Supongo que Rivera comió mucha carne en sus años juveniles en su calurosa tierra natal del Huila, al sur de Colombia, y cuando recorría el país y las fronteras con Perú, Venezuela y Brasil para delimitarlas en medio de las vicisitudes de la selva, los peligros de los caudalosos ríos y las amenazas de los forajidos que reinaban en ese enorme territorio sin ley de los llanos y las selvas orientales que van hacia el Amazonas, llenas de bichos indomables o mosquitos e insectos que tal vez le inocularon el mal que le provocaba cíclicas convulsiones y delirios maláricos y se lo llevó tan temprano.
Pero de todas esas aventuras supo hacer un condensado tan vital, que al releer La Vorágine, obra que él terminó de escribir el 21 de abril de 1924, uno vuelve a vivirla con toda su fuerza y velocidad, porque está llena de verdad humana y sus personajes, codiciosos hombres y mujeres solitarios y aventureros en desbandada y la ilegalidad, son absolutamente verosímiles. También hay un tejido de palabras, una música, una fuerza de prosística extraordinaria que puede calificarse de febricitante.
Y no solo se dio el lujo de escribir La Vorágine, sino también esa bella colección de poemas que lleva por título Tierra de promisión, otra pequeña joya clásica de la poesía hispanoamericana que se codea con los grandes poetas continentales modernistas como Rubén Darío, Salvador Díaz Mirón, Julio Herrera y Reissig, Amado Nervo y Leopoldo Lugones, el español Federico García Lorca, y contemporáneos suyos como Vicente Huidobro o un poco menores que él como Pablo Neruda y Jorge Luis Borges que sí cargaron con el monolito de la gloria hasta la vejez.
José Eustasio Rivera, como José Asunción Silva y Alfonsina Storni, y tantos otros escritores y escritoras latinoamericanos que partieron del mundo muy temprano dejando una leyenda, a veces por voluntad propia, sigue haciéndonos viajar por lo más profundo y trepidante de nuestros orígenes tropicales.
Rivera por fortuna no sobrevivió a su gloria y no tuvo que envejecer cargando la mole como sí les ocurrió a José Vasconcelos, Rómulo Gallegos o el propio Gabriel García Márquez, que en su última década de existencia, aquejado de demencia y olvido, no sabía que era Premio Nobel.
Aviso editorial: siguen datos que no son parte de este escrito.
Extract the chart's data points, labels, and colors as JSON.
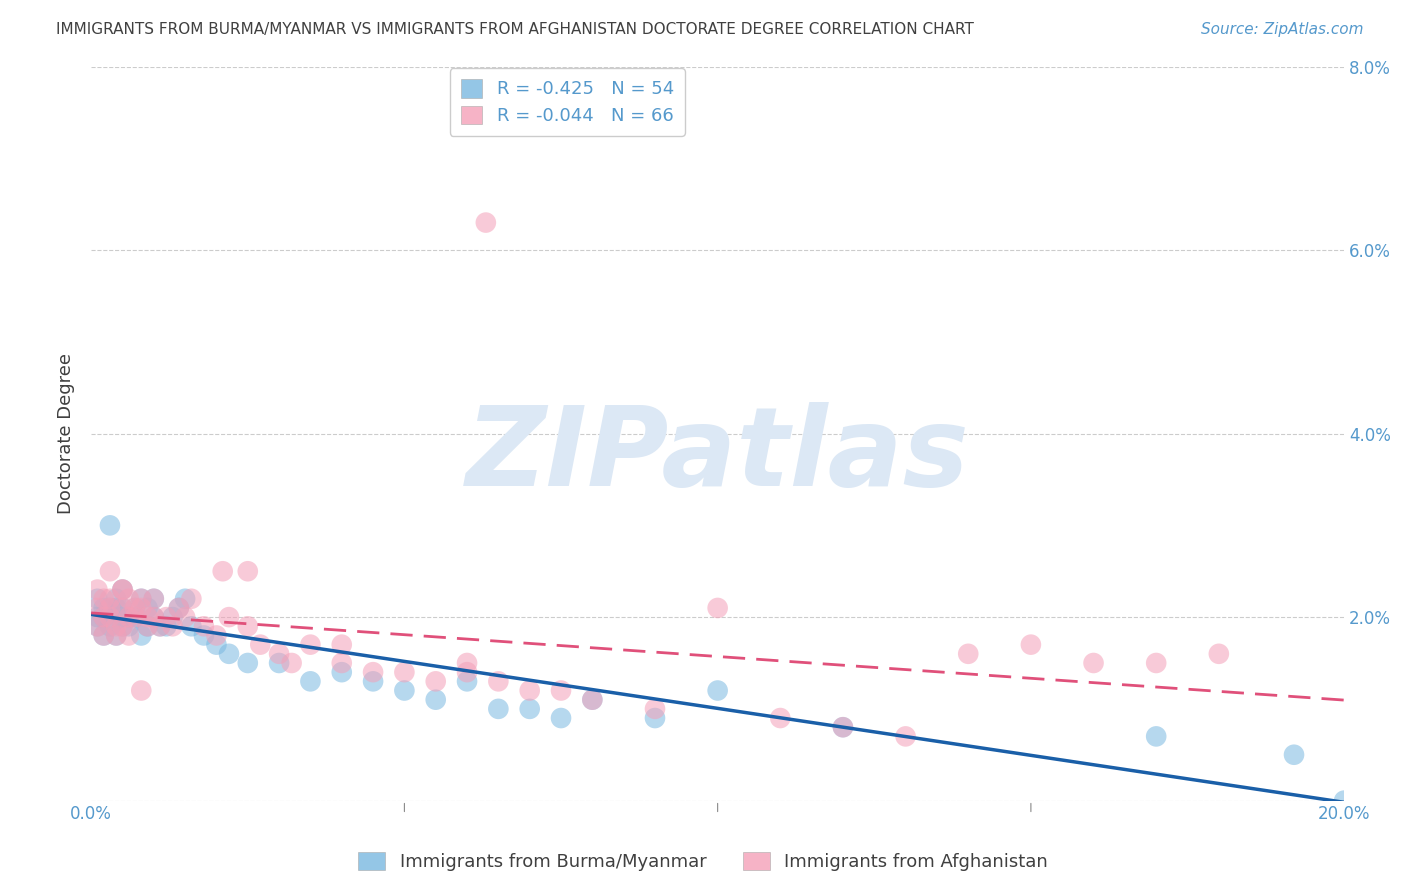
{
  "title": "IMMIGRANTS FROM BURMA/MYANMAR VS IMMIGRANTS FROM AFGHANISTAN DOCTORATE DEGREE CORRELATION CHART",
  "source": "Source: ZipAtlas.com",
  "ylabel": "Doctorate Degree",
  "y_tick_labels_right": [
    "",
    "2.0%",
    "4.0%",
    "6.0%",
    "8.0%"
  ],
  "x_tick_labels": [
    "0.0%",
    "",
    "",
    "",
    "20.0%"
  ],
  "xlim": [
    0.0,
    0.2
  ],
  "ylim": [
    0.0,
    0.08
  ],
  "blue_label": "Immigrants from Burma/Myanmar",
  "pink_label": "Immigrants from Afghanistan",
  "legend_R_blue": "R = -0.425",
  "legend_N_blue": "N = 54",
  "legend_R_pink": "R = -0.044",
  "legend_N_pink": "N = 66",
  "blue_color": "#7ab8e0",
  "pink_color": "#f4a0b8",
  "blue_line_color": "#1a5fa8",
  "pink_line_color": "#e0507a",
  "watermark_text": "ZIPatlas",
  "watermark_color": "#dce8f5",
  "background_color": "#ffffff",
  "grid_color": "#cccccc",
  "title_color": "#404040",
  "right_axis_color": "#5599cc",
  "blue_x": [
    0.001,
    0.001,
    0.001,
    0.002,
    0.002,
    0.002,
    0.003,
    0.003,
    0.003,
    0.004,
    0.004,
    0.004,
    0.005,
    0.005,
    0.005,
    0.005,
    0.006,
    0.006,
    0.007,
    0.007,
    0.008,
    0.008,
    0.009,
    0.009,
    0.01,
    0.01,
    0.011,
    0.012,
    0.013,
    0.014,
    0.015,
    0.016,
    0.018,
    0.02,
    0.022,
    0.025,
    0.03,
    0.035,
    0.04,
    0.045,
    0.05,
    0.055,
    0.06,
    0.065,
    0.07,
    0.075,
    0.08,
    0.09,
    0.1,
    0.12,
    0.17,
    0.192,
    0.2,
    0.003
  ],
  "blue_y": [
    0.022,
    0.02,
    0.019,
    0.021,
    0.018,
    0.02,
    0.021,
    0.019,
    0.02,
    0.022,
    0.018,
    0.021,
    0.02,
    0.019,
    0.021,
    0.023,
    0.02,
    0.019,
    0.021,
    0.02,
    0.022,
    0.018,
    0.021,
    0.019,
    0.02,
    0.022,
    0.019,
    0.019,
    0.02,
    0.021,
    0.022,
    0.019,
    0.018,
    0.017,
    0.016,
    0.015,
    0.015,
    0.013,
    0.014,
    0.013,
    0.012,
    0.011,
    0.013,
    0.01,
    0.01,
    0.009,
    0.011,
    0.009,
    0.012,
    0.008,
    0.007,
    0.005,
    0.0,
    0.03
  ],
  "pink_x": [
    0.001,
    0.001,
    0.001,
    0.002,
    0.002,
    0.002,
    0.003,
    0.003,
    0.003,
    0.004,
    0.004,
    0.005,
    0.005,
    0.005,
    0.006,
    0.006,
    0.006,
    0.007,
    0.007,
    0.008,
    0.008,
    0.009,
    0.009,
    0.01,
    0.01,
    0.011,
    0.012,
    0.013,
    0.014,
    0.015,
    0.016,
    0.018,
    0.02,
    0.022,
    0.025,
    0.027,
    0.03,
    0.032,
    0.035,
    0.04,
    0.045,
    0.05,
    0.055,
    0.06,
    0.065,
    0.07,
    0.075,
    0.08,
    0.09,
    0.1,
    0.11,
    0.12,
    0.13,
    0.14,
    0.15,
    0.16,
    0.17,
    0.18,
    0.003,
    0.005,
    0.008,
    0.025,
    0.04,
    0.06,
    0.021,
    0.063
  ],
  "pink_y": [
    0.023,
    0.021,
    0.019,
    0.022,
    0.02,
    0.018,
    0.021,
    0.02,
    0.022,
    0.019,
    0.018,
    0.023,
    0.021,
    0.019,
    0.022,
    0.02,
    0.018,
    0.021,
    0.02,
    0.022,
    0.021,
    0.02,
    0.019,
    0.022,
    0.02,
    0.019,
    0.02,
    0.019,
    0.021,
    0.02,
    0.022,
    0.019,
    0.018,
    0.02,
    0.019,
    0.017,
    0.016,
    0.015,
    0.017,
    0.015,
    0.014,
    0.014,
    0.013,
    0.015,
    0.013,
    0.012,
    0.012,
    0.011,
    0.01,
    0.021,
    0.009,
    0.008,
    0.007,
    0.016,
    0.017,
    0.015,
    0.015,
    0.016,
    0.025,
    0.023,
    0.012,
    0.025,
    0.017,
    0.014,
    0.025,
    0.063
  ]
}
En cada escritor hay el augurio de la tragedia, pues la vida, como la naturaleza misma y el universo, es una sucesión cíclica y cataclísmica de catástrofes y sinsabores que no atenúan ni las medallas ni los honores de la gloria o los aplausos de la posteridad. El fin prematuro de Rivera entre fiebres y convulsiones fue injusto y cruel, pero ahora está más vivo que nunca.